Personal information
- Full name: Gordon Benedict John McGurk
- Born: 5 September 1965 (age 61) Edinburgh, Midlothian, Scotland
- Batting: Right-handed

Domestic team information
- 1988–1995: Scotland

Career statistics
| Competition | First-class | List A |
| Matches | 2 | 12 |
| Runs scored | 108 | 190 |
| Batting average | 54.00 | 17.27 |
| 100s/50s | –/1 | –/– |
| Top score | 63 | 37 |
| Catches/stumpings | 12/– | 3/– |
- Source: Cricinfo, 19 June 2022

= Gordon McGurk =

Scottish cricketer

Gordon Benedict John McGurk (born 5 September 1965) is a Scottish lawyer and former cricketer.

One of ten children of Dr Francis Myrle McGurk, and his wife Josephine, McGurk was born at Edinburgh in September 1965. A club cricketer for Uddingston Cricket Club, McGurk made his debut for Scotland in a List A one-day match against Warwickshire at Edgbaston in the 1988 NatWest Trophy. He was a regular in the Scottish eleven in one-day cricket in 1988 and 1989 in both the Benson & Hedges Cup and the NatWest Trophy, but did not feature for Scotland in one-day cricket between 1989 and 1994. He returned to Scottish one-day side in 1994 and 1995 in matches in the Benson & Hedges Cup and the NatWest Trophy. In 12 one-day matches for Scotland, he scored 190 runs at an average of 17.27, with a highest score of 37. In addition to playing one-day cricket for Scotland, McGurk also made two appearances in first-class cricket against Ireland in 1988 and 1994, making a half century in the 1988 match.
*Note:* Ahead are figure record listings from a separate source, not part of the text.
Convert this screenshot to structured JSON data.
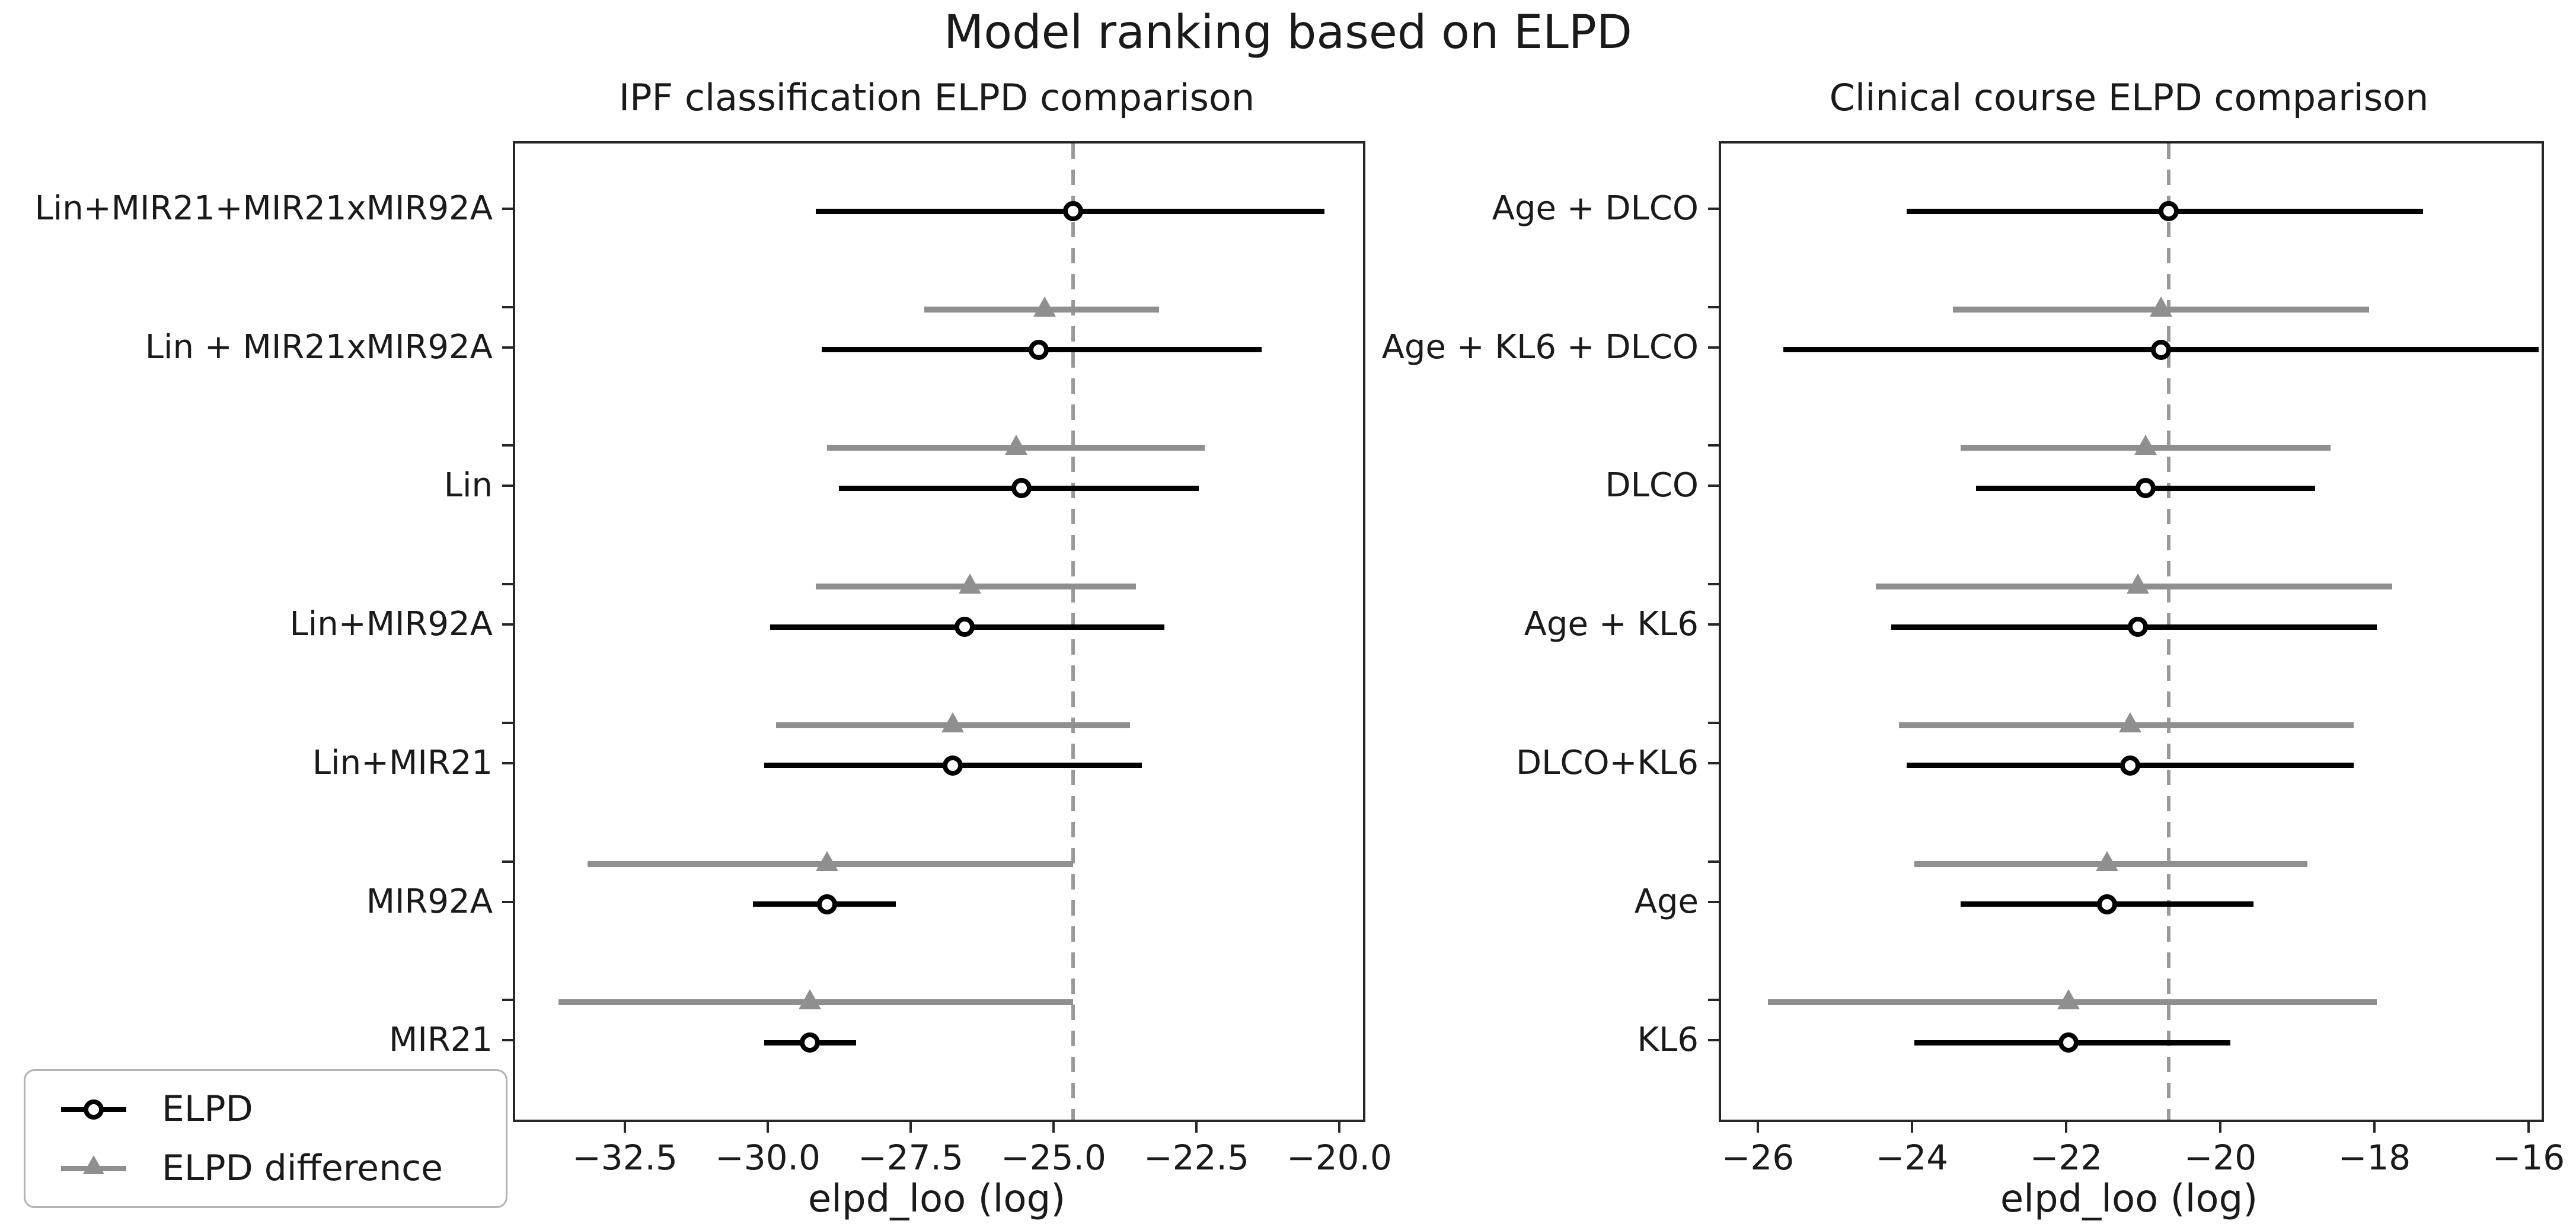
{
  "title": "Model ranking based on ELPD",
  "legend": {
    "elpd_label": "ELPD",
    "diff_label": "ELPD difference",
    "position": "lower left"
  },
  "colors": {
    "elpd": "#000000",
    "diff": "#8f8f8f",
    "dashed_reference": "#999999",
    "frame": "#262626",
    "background": "#ffffff"
  },
  "chart_data": [
    {
      "type": "scatter",
      "subtype": "forest-dot-interval",
      "title": "IPF classification ELPD comparison",
      "xlabel": "elpd_loo (log)",
      "ylabel": "",
      "grid": false,
      "categories": [
        "Lin+MIR21+MIR21xMIR92A",
        "Lin + MIR21xMIR92A",
        "Lin",
        "Lin+MIR92A",
        "Lin+MIR21",
        "MIR92A",
        "MIR21"
      ],
      "xticks": [
        -32.5,
        -30.0,
        -27.5,
        -25.0,
        -22.5,
        -20.0
      ],
      "tick_labels": [
        "−32.5",
        "−30.0",
        "−27.5",
        "−25.0",
        "−22.5",
        "−20.0"
      ],
      "xlim": [
        -34.5,
        -19.6
      ],
      "dashed_line_x": -24.7,
      "series": [
        {
          "name": "ELPD",
          "marker": "circle",
          "color": "#000000",
          "values": [
            -24.7,
            -25.3,
            -25.6,
            -26.6,
            -26.8,
            -29.0,
            -29.3
          ],
          "ci": [
            [
              -29.2,
              -20.3
            ],
            [
              -29.1,
              -21.4
            ],
            [
              -28.8,
              -22.5
            ],
            [
              -30.0,
              -23.1
            ],
            [
              -30.1,
              -23.5
            ],
            [
              -30.3,
              -27.8
            ],
            [
              -30.1,
              -28.5
            ]
          ]
        },
        {
          "name": "ELPD difference",
          "marker": "triangle",
          "color": "#8f8f8f",
          "values": [
            null,
            -25.2,
            -25.7,
            -26.5,
            -26.8,
            -29.0,
            -29.3
          ],
          "ci": [
            null,
            [
              -27.3,
              -23.2
            ],
            [
              -29.0,
              -22.4
            ],
            [
              -29.2,
              -23.6
            ],
            [
              -29.9,
              -23.7
            ],
            [
              -33.2,
              -24.7
            ],
            [
              -33.7,
              -24.7
            ]
          ]
        }
      ]
    },
    {
      "type": "scatter",
      "subtype": "forest-dot-interval",
      "title": "Clinical course ELPD comparison",
      "xlabel": "elpd_loo (log)",
      "ylabel": "",
      "grid": false,
      "categories": [
        "Age + DLCO",
        "Age + KL6 + DLCO",
        "DLCO",
        "Age + KL6",
        "DLCO+KL6",
        "Age",
        "KL6"
      ],
      "xticks": [
        -26,
        -24,
        -22,
        -20,
        -18,
        -16
      ],
      "tick_labels": [
        "−26",
        "−24",
        "−22",
        "−20",
        "−18",
        "−16"
      ],
      "xlim": [
        -26.5,
        -15.9
      ],
      "dashed_line_x": -20.7,
      "series": [
        {
          "name": "ELPD",
          "marker": "circle",
          "color": "#000000",
          "values": [
            -20.7,
            -20.8,
            -21.0,
            -21.1,
            -21.2,
            -21.5,
            -22.0
          ],
          "ci": [
            [
              -24.1,
              -17.4
            ],
            [
              -25.7,
              -15.9
            ],
            [
              -23.2,
              -18.8
            ],
            [
              -24.3,
              -18.0
            ],
            [
              -24.1,
              -18.3
            ],
            [
              -23.4,
              -19.6
            ],
            [
              -24.0,
              -19.9
            ]
          ]
        },
        {
          "name": "ELPD difference",
          "marker": "triangle",
          "color": "#8f8f8f",
          "values": [
            null,
            -20.8,
            -21.0,
            -21.1,
            -21.2,
            -21.5,
            -22.0
          ],
          "ci": [
            null,
            [
              -23.5,
              -18.1
            ],
            [
              -23.4,
              -18.6
            ],
            [
              -24.5,
              -17.8
            ],
            [
              -24.2,
              -18.3
            ],
            [
              -24.0,
              -18.9
            ],
            [
              -25.9,
              -18.0
            ]
          ]
        }
      ]
    }
  ]
}
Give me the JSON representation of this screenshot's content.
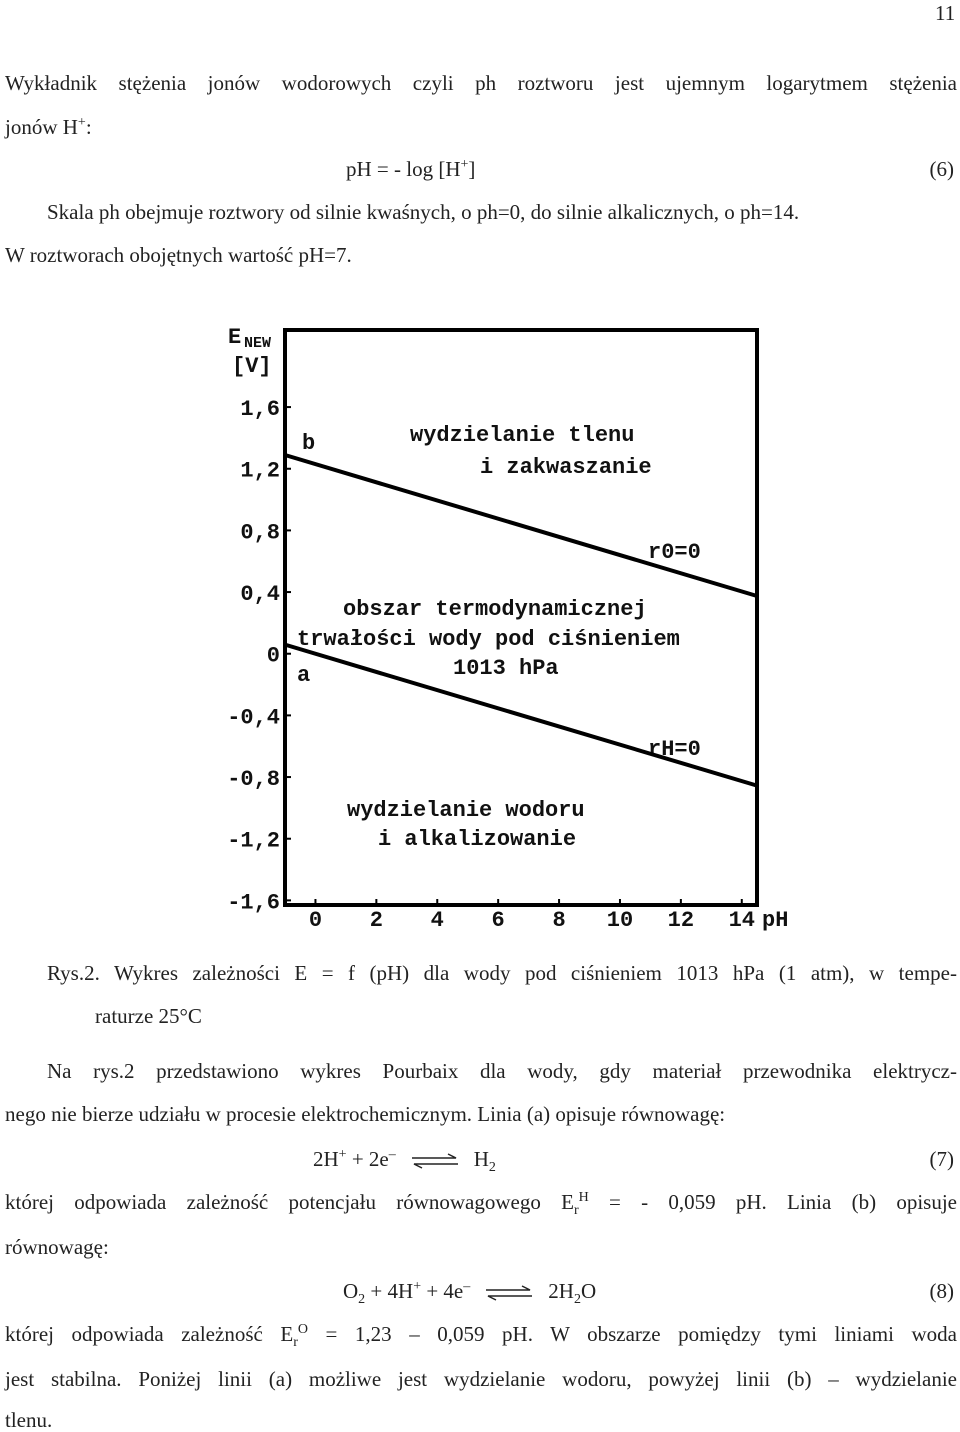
{
  "page_number": "11",
  "lines": [
    [
      "Wykładnik stężenia jonów wodorowych czyli ph roztworu jest ujemnym logarytmem stężenia"
    ],
    [
      "jonów H",
      "+",
      ":"
    ],
    [
      "pH = - log [H",
      "+",
      "]",
      "(6)"
    ],
    [
      "Skala ph obejmuje roztwory od silnie kwaśnych, o ph=0, do silnie alkalicznych, o ph=14."
    ],
    [
      "W roztworach obojętnych wartość pH=7."
    ],
    [
      "Rys.2. Wykres zależności E = f (pH) dla wody pod ciśnieniem 1013 hPa (1 atm), w tempe-"
    ],
    [
      "raturze 25°C"
    ],
    [
      "Na rys.2 przedstawiono wykres Pourbaix dla wody, gdy materiał przewodnika elektrycz-"
    ],
    [
      "nego nie bierze udziału w procesie elektrochemicznym. Linia (a) opisuje równowagę:"
    ],
    [
      "2H",
      "+",
      " + 2e",
      "–",
      "H",
      "2",
      "(7)"
    ],
    [
      "której odpowiada zależność potencjału równowagowego E",
      "r",
      "H",
      " = - 0,059 pH. Linia (b) opisuje"
    ],
    [
      "równowagę:"
    ],
    [
      "O",
      "2",
      " + 4H",
      "+",
      " + 4e",
      "–",
      "2H",
      "2",
      "O",
      "(8)"
    ],
    [
      "której odpowiada zależność E",
      "r",
      "O",
      " = 1,23 – 0,059 pH. W obszarze pomiędzy tymi liniami woda"
    ],
    [
      "jest stabilna. Poniżej linii (a) możliwe jest wydzielanie wodoru, powyżej linii (b) – wydzielanie"
    ],
    [
      "tlenu."
    ]
  ],
  "chart_data": {
    "type": "line",
    "y_label": [
      "E",
      "NEW",
      "[V]"
    ],
    "x_label": "pH",
    "x": [
      -1,
      14.5
    ],
    "series": [
      {
        "name": "b",
        "color": "#000000",
        "values": [
          1.289,
          0.3745
        ]
      },
      {
        "name": "a",
        "color": "#000000",
        "values": [
          0.059,
          -0.8555
        ]
      }
    ],
    "xlim": [
      -1,
      14.5
    ],
    "ylim": [
      -1.63,
      2.1
    ],
    "xticks": [
      0,
      2,
      4,
      6,
      8,
      10,
      12,
      14
    ],
    "yticks": [
      {
        "value": 1.6,
        "label": "1,6"
      },
      {
        "value": 1.2,
        "label": "1,2"
      },
      {
        "value": 0.8,
        "label": "0,8"
      },
      {
        "value": 0.4,
        "label": "0,4"
      },
      0,
      {
        "value": -0.4,
        "label": "-0,4"
      },
      {
        "value": -0.8,
        "label": "-0,8"
      },
      {
        "value": -1.2,
        "label": "-1,2"
      },
      {
        "value": -1.6,
        "label": "-1,6"
      }
    ],
    "annotations": [
      "wydzielanie tlenu",
      "i zakwaszanie",
      "r0=0",
      "obszar termodynamicznej",
      "trwałości wody pod ciśnieniem",
      "1013 hPa",
      "rH=0",
      "wydzielanie wodoru",
      "i alkalizowanie"
    ]
  }
}
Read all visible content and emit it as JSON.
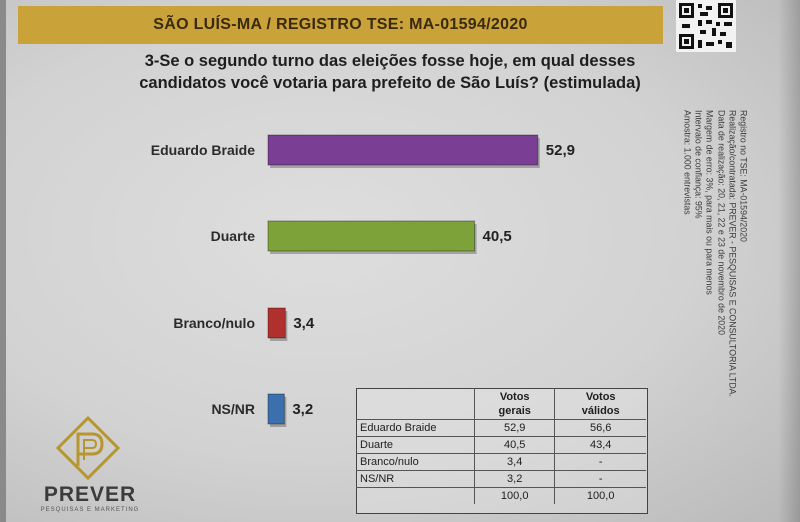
{
  "header": {
    "title": "SÃO LUÍS-MA / REGISTRO TSE: MA-01594/2020"
  },
  "question": {
    "line1": "3-Se o segundo turno das eleições fosse hoje, em qual desses",
    "line2": "candidatos você votaria para prefeito de São Luís? (estimulada)"
  },
  "chart_data": {
    "type": "bar",
    "orientation": "horizontal",
    "categories": [
      "Eduardo Braide",
      "Duarte",
      "Branco/nulo",
      "NS/NR"
    ],
    "values": [
      52.9,
      40.5,
      3.4,
      3.2
    ],
    "value_labels": [
      "52,9",
      "40,5",
      "3,4",
      "3,2"
    ],
    "colors": [
      "#7a3f95",
      "#7ea23a",
      "#b0302e",
      "#3b6fae"
    ],
    "title": "",
    "xlabel": "",
    "ylabel": "",
    "xlim": [
      0,
      60
    ],
    "grid": false,
    "legend": "none"
  },
  "side_notes": [
    "Registro no TSE: MA-01594/2020",
    "Realização/contratada: PREVER - PESQUISAS E CONSULTORIA LTDA.",
    "Data de realização: 20, 21, 22 e 23 de novembro de 2020",
    "Margem de erro: 3%, para mais ou para menos",
    "Intervalo de confiança: 95%",
    "Amostra: 1.000 entrevistas"
  ],
  "table": {
    "headers": [
      "",
      "Votos gerais",
      "Votos válidos"
    ],
    "header_lines": [
      [
        "Votos",
        "gerais"
      ],
      [
        "Votos",
        "válidos"
      ]
    ],
    "rows": [
      [
        "Eduardo Braide",
        "52,9",
        "56,6"
      ],
      [
        "Duarte",
        "40,5",
        "43,4"
      ],
      [
        "Branco/nulo",
        "3,4",
        "-"
      ],
      [
        "NS/NR",
        "3,2",
        "-"
      ],
      [
        "",
        "100,0",
        "100,0"
      ]
    ]
  },
  "logo": {
    "name": "PREVER",
    "subtitle": "PESQUISAS E MARKETING"
  }
}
McGurk gained a PhD in genetics from the University of Edinburgh and later emigrated to Australia, where he gained the degree of Juris Doctor from Southern Cross University. He is a lawyer in the Supreme Court of Queensland, specialising in clinical trials and research integrity. He is chairperson of the Royal Brisbane and Women's Hospital Human Research Ethics Committee.